The University’s overall applications for the Class of 2016 increased only slightly this year, preliminary data released Friday showed.
GW reported 21,600 total applications, compared to last year’s final count of 21,497, continuing a trend of plateauing that began in 2009 and has reverberated this year at some colleges nationwide.
In a year when market basket schools have seen varying degrees of growth, the University’s 0.5-percent climb in admissions statistics fell in the middle of the pack.
Syracuse University’s numbers were the closest match to GW’s, holding steady to last year’s figures, while Northwestern and Boston Universities saw moderate increases.
Princeton University saw its first decrease in applicants in eight years.
Scott Jaschik, editor and co-founder of the website Inside Higher Ed, said GW’s minimal growth was not a cause for alarm.
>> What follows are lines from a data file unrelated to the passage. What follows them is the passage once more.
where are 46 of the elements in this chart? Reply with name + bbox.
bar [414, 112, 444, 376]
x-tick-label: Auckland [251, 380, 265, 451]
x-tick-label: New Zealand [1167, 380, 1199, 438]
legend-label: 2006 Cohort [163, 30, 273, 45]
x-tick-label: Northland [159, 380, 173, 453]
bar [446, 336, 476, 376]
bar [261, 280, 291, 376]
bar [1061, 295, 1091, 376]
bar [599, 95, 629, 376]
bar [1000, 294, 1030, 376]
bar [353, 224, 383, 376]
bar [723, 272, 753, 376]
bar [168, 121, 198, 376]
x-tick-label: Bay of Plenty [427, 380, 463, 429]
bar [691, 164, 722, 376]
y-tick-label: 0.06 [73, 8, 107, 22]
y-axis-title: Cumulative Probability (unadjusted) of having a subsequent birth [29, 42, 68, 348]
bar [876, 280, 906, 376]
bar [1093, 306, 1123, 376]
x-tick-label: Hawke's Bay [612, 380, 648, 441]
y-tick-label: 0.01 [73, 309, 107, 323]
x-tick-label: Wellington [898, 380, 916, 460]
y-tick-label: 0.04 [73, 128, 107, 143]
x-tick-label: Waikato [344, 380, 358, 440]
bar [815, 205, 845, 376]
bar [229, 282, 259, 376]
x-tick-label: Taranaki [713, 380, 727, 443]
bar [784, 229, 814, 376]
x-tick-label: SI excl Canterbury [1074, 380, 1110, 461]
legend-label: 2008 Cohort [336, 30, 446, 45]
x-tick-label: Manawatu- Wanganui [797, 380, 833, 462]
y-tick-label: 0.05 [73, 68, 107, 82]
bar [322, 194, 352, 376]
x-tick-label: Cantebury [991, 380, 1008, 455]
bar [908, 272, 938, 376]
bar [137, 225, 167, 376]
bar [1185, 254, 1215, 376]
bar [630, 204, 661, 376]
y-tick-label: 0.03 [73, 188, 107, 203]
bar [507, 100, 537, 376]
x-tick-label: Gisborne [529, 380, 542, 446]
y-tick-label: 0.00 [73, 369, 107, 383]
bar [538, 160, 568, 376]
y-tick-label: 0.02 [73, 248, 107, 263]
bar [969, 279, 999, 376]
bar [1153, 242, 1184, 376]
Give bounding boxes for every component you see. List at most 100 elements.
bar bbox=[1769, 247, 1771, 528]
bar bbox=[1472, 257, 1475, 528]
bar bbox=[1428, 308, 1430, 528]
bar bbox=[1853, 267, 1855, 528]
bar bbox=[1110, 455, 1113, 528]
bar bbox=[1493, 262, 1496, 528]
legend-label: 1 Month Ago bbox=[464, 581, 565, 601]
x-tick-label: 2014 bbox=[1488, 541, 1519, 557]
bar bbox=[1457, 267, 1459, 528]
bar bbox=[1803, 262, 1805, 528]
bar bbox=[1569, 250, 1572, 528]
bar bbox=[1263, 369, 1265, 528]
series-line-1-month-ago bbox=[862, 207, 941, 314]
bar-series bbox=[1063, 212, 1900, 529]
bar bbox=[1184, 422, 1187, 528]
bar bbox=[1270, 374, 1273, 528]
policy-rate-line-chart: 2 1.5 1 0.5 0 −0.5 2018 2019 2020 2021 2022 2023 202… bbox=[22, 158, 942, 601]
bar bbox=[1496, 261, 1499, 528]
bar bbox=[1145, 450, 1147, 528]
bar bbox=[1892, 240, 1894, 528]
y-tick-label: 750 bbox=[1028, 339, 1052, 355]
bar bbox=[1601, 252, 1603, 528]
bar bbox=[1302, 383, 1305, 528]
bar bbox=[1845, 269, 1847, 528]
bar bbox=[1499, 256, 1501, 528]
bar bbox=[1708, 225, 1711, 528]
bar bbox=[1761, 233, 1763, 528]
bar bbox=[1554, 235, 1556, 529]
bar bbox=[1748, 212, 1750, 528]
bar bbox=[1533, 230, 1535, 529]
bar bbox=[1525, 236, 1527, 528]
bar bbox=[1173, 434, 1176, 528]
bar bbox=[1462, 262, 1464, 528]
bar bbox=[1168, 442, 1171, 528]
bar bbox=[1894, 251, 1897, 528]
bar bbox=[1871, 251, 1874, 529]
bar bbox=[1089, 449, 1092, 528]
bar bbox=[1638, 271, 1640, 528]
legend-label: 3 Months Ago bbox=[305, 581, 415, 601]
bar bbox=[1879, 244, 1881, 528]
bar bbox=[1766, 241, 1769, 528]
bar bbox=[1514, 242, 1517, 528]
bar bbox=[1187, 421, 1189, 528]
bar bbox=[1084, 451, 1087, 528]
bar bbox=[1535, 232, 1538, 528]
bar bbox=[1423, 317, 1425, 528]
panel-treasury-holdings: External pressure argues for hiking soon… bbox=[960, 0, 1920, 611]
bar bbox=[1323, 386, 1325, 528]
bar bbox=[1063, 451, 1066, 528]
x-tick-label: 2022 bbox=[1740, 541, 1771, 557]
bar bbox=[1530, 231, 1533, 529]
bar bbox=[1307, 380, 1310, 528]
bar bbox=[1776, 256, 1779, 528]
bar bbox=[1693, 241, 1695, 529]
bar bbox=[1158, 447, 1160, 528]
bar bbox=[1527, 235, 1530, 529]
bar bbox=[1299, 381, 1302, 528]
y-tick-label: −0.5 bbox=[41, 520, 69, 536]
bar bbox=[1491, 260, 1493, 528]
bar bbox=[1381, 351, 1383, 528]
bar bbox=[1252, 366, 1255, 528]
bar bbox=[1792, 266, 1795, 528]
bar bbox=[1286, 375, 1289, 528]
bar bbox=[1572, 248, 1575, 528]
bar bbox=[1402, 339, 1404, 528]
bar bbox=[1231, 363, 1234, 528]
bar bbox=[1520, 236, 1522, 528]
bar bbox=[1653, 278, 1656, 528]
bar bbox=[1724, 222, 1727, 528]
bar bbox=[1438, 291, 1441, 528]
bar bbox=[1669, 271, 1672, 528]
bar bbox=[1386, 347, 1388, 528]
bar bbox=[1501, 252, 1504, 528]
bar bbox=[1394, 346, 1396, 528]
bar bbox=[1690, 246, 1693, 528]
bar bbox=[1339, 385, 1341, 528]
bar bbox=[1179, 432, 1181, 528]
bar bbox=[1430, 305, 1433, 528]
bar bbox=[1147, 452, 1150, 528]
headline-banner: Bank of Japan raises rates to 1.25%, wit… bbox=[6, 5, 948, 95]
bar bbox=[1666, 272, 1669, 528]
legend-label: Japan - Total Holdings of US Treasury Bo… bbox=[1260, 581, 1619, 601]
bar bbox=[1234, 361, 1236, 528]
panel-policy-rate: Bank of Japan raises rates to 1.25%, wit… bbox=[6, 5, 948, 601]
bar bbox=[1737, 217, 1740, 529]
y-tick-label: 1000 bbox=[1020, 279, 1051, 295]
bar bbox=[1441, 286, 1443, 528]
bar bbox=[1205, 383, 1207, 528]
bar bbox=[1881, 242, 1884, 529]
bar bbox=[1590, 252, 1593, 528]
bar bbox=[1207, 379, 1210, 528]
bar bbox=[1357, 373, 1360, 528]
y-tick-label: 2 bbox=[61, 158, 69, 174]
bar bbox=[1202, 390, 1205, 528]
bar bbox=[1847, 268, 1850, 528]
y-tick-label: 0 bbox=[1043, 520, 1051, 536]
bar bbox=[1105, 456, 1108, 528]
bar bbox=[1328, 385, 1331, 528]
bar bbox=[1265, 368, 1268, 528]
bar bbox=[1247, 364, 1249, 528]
“If you look at the general trends at most colleges, the general trend is going up over a period of years. So when you have a year where it’s essentially flat – which is this year – that’s just what happens,” Jaschik said.
Associate Vice President and Dean of Undergraduate Admissions Kathryn Napper said she expects these preliminary numbers to fluctuate only slightly as her office continues to process applications. About three-fourths of the places in the anticipated 2,350-member incoming class remain open after Early Decision I binding acceptances.
A range of factors could have played a role in GW’s tapering application growth, Napper said, citing the stagnant economy and dwindling high school graduation rates in key feeder states like New York and California.
The end of the “baby boom echo,” or children of the baby boomer generation born between 1982 and 1995, will contribute to the leveling off of college applications nationwide.
“People are just thinking more about the college decision and the college choice. They are putting more thought into the process of where they should apply,” Napper said.
Public universities are attracting interest as a low-cost alternative to private colleges, and GW’s $75 application fee may have deterred less committed students from applying, Napper said.
GW’s rising selectivity – demonstrated by an admissions rate that has dropped by more than 15 percentage points in the past decade – also deters applicants who no longer believe they will be admitted to the University, Napper said.